AI hari ini berhenti pada pagar minimal: "jangan salah gunakan data." Ia seperti penjaga gudang yang sibuk memastikan pintu terkunci, tapi tak pernah bertanya: apa isi gudang itu, untuk siapa, dan mengapa disimpan? Jika AI hanya dipandu etika informasi, maka kita sedang menciptakan raksasa tanpa arah. Mesin tahu cara menjaga kerapihan jalan, tapi tidak tahu ke mana harus melangkah.
Di sinilah Islam menawarkan etika amanah. Konsep yang menawarkan kerangka i'timani---berbasis amanah. Ada tiga perjanjian: ontologis, epistemologis, dan eksistensial. Ontologis artinya manusia tetap pusat, bukan sekadar angka dalam model statistik. Epistemologis menuntut kejujuran dalam pengetahuan: data tidak dimanipulasi untuk laba semata. Eksistensial menekankan tanggung jawab sosial dan lingkungan: AI tidak boleh hanya canggih, tetapi juga harus adil, lestari, dan berpihak pada kemanusiaan.
Bandingkan ini dengan etika informasi yang dingin dan netral. Netralitas di sini justru bahaya: ia memungkinkan bias sistemik tanpa ada standar moral lebih tinggi untuk mengoreksinya. Netralitas berarti AI bisa dengan tenang melayani iklan judi atau propaganda politik asalkan data tidak dicuri. Netral, tapi nihil moral. Itulah yang kini terjadi di banyak ruang digital kita.
Perspektif maqaid menuntut lebih: AI harus mendukung kehidupan, bukan mengancamnya. Harus memperluas akses pengetahuan, bukan mereduksi akal sehat dengan banjir konten menyesatkan. Harus melindungi keluarga dan generasi, bukan menjerumuskan mereka ke candu algoritmik. Dengan kata lain, AI tidak boleh berhenti pada etika informasi; ia harus naik kelas menjadi AI bermartabat, AI yang dituntun tujuan hukum Islam.

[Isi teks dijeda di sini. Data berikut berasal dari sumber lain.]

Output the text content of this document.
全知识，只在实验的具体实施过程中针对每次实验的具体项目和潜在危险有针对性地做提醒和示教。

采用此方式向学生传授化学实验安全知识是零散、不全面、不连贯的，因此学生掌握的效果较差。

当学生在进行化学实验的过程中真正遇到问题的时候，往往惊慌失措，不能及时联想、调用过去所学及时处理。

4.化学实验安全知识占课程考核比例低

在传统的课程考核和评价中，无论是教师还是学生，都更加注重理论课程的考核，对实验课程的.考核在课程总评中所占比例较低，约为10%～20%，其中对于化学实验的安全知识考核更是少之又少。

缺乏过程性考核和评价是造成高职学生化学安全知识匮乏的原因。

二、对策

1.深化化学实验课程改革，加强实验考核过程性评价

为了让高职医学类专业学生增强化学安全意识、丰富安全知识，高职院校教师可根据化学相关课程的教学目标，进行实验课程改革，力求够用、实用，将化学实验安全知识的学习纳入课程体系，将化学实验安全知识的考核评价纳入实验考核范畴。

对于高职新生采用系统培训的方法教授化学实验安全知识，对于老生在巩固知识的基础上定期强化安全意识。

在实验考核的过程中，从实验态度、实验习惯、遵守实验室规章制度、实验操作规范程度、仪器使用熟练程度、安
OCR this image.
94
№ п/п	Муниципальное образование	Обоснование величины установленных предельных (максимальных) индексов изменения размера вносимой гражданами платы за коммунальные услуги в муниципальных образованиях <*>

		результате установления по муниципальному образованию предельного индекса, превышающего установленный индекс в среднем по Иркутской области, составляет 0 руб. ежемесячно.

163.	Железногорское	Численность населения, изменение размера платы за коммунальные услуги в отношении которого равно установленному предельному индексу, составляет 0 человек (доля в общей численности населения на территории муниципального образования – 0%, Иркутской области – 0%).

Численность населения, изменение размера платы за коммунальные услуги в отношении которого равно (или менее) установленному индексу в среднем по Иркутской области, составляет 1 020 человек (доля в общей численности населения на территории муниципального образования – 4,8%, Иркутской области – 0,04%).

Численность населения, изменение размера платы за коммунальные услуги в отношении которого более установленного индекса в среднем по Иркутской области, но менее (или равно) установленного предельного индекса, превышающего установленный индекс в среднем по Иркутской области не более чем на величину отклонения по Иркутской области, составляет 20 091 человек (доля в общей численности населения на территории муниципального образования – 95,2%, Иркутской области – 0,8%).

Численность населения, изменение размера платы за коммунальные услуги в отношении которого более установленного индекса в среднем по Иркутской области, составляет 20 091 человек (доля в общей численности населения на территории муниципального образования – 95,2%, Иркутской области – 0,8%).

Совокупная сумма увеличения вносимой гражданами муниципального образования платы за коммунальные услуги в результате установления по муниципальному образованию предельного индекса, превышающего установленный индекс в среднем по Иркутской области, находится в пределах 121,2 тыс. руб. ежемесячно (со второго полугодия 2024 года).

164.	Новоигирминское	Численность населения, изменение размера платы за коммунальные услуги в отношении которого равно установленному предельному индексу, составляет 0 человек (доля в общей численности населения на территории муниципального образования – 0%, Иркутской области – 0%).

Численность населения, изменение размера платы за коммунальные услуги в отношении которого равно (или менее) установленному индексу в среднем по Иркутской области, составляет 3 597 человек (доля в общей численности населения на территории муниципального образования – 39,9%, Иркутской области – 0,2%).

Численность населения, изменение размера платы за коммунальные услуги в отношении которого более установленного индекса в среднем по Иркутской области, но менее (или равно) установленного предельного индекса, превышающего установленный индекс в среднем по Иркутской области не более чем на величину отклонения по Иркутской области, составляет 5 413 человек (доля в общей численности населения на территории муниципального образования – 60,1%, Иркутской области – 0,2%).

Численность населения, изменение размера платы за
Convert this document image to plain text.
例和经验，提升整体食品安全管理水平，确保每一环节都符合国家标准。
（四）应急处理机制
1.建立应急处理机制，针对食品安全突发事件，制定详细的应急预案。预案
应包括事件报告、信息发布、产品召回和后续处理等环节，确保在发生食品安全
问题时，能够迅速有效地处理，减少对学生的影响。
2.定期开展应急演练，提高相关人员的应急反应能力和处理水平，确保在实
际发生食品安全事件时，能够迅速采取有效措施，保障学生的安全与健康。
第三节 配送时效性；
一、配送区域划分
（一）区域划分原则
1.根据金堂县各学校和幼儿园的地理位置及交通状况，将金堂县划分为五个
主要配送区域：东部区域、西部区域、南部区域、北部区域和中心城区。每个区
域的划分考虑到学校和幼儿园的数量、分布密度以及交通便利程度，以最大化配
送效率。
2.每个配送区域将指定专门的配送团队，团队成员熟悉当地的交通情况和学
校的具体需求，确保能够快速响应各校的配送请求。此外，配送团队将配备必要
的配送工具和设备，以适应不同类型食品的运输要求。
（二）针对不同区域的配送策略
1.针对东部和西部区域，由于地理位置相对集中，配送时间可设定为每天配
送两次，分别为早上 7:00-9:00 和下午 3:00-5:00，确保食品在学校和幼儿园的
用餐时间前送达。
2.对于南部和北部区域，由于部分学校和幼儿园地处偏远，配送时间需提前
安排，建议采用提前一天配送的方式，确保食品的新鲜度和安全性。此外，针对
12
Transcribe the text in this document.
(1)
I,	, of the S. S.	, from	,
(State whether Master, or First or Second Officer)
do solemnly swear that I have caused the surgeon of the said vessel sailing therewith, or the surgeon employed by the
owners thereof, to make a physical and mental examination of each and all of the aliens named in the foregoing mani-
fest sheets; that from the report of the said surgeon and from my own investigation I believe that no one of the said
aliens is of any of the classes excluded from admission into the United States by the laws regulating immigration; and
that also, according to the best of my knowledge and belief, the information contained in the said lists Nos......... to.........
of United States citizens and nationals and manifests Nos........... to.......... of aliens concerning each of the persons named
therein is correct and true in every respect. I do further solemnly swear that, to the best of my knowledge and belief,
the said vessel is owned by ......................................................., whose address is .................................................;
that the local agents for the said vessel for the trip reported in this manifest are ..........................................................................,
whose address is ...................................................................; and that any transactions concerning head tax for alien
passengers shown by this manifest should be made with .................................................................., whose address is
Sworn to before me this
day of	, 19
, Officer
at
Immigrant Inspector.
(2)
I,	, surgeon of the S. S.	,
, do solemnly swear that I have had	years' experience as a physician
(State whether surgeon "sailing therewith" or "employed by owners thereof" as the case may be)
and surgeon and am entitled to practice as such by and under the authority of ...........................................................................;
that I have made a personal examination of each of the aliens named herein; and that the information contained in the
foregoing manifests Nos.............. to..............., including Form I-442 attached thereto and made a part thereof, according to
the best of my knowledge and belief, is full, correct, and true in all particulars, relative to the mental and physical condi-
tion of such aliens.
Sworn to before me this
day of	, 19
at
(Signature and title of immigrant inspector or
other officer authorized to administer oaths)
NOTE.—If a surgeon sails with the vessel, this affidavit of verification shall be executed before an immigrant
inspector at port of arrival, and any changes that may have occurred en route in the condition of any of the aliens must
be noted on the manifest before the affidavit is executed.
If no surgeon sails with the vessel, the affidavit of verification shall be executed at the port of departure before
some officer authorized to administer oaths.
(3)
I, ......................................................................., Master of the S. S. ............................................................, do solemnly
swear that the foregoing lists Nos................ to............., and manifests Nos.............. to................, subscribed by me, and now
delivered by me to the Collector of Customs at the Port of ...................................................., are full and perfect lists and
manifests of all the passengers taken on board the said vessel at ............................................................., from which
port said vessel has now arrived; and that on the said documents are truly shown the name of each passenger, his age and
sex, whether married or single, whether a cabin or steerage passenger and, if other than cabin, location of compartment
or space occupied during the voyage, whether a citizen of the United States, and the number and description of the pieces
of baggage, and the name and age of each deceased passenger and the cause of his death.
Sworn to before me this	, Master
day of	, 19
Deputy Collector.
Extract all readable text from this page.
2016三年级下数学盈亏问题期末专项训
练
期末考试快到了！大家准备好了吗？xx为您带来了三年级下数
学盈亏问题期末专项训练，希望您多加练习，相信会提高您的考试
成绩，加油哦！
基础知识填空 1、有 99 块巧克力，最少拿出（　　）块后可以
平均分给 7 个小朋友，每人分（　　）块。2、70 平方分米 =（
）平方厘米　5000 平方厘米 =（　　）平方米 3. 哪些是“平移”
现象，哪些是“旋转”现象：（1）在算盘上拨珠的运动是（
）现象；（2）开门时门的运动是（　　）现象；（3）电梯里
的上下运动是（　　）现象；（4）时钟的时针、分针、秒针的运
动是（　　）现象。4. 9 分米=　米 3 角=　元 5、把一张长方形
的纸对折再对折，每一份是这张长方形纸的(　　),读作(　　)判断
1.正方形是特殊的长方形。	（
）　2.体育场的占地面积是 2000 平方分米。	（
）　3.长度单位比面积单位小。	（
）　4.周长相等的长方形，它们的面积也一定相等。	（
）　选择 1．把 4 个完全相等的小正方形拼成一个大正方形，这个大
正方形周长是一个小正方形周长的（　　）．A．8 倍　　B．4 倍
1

Pertanyaan kritis perlu kita lontarkan: mengapa umat Islam hanya menjadi konsumen pasif dari etika digital Barat? Mengapa kita menerima begitu saja standar privasi yang tak peduli pada ruh dan niat? Jika maqaid bisa mengarahkan hukum, mengapa tidak mengarahkan algoritma? Jika syariat bisa mengatur perilaku manusia, mengapa tidak bisa mengatur perilaku mesin?
Kita butuh keberanian untuk menggeser perbincangan. AI bukan sekadar aman dari pencurian data, tapi juga harus amanah dalam menjaga manusia. Amanah itu artinya AI tidak boleh mengabaikan martabat manusia demi efisiensi. Amanah itu artinya AI harus memikirkan dampak ekologis dari pusat datanya. Amanah itu artinya niat pembuatnya juga dipertimbangkan: apakah mereka sekadar mengejar laba, atau sungguh ingin menghadirkan maslahat?
Tulisan ini bukan penolakan atas etika informasi, melainkan kritik. Ia hanya satu pilar, sementara bangunan etika AI membutuhkan fondasi maqaid dan kerangka amanah. Tanpa itu, kita sekadar merayakan kecerdasan kosong yang mengagungkan data, tapi menyingkirkan manusia. Dengan itu, kita bisa berharap pada AI yang bukan saja pintar, tetapi juga adil, jujur, dan rahmatan lil-'alamn.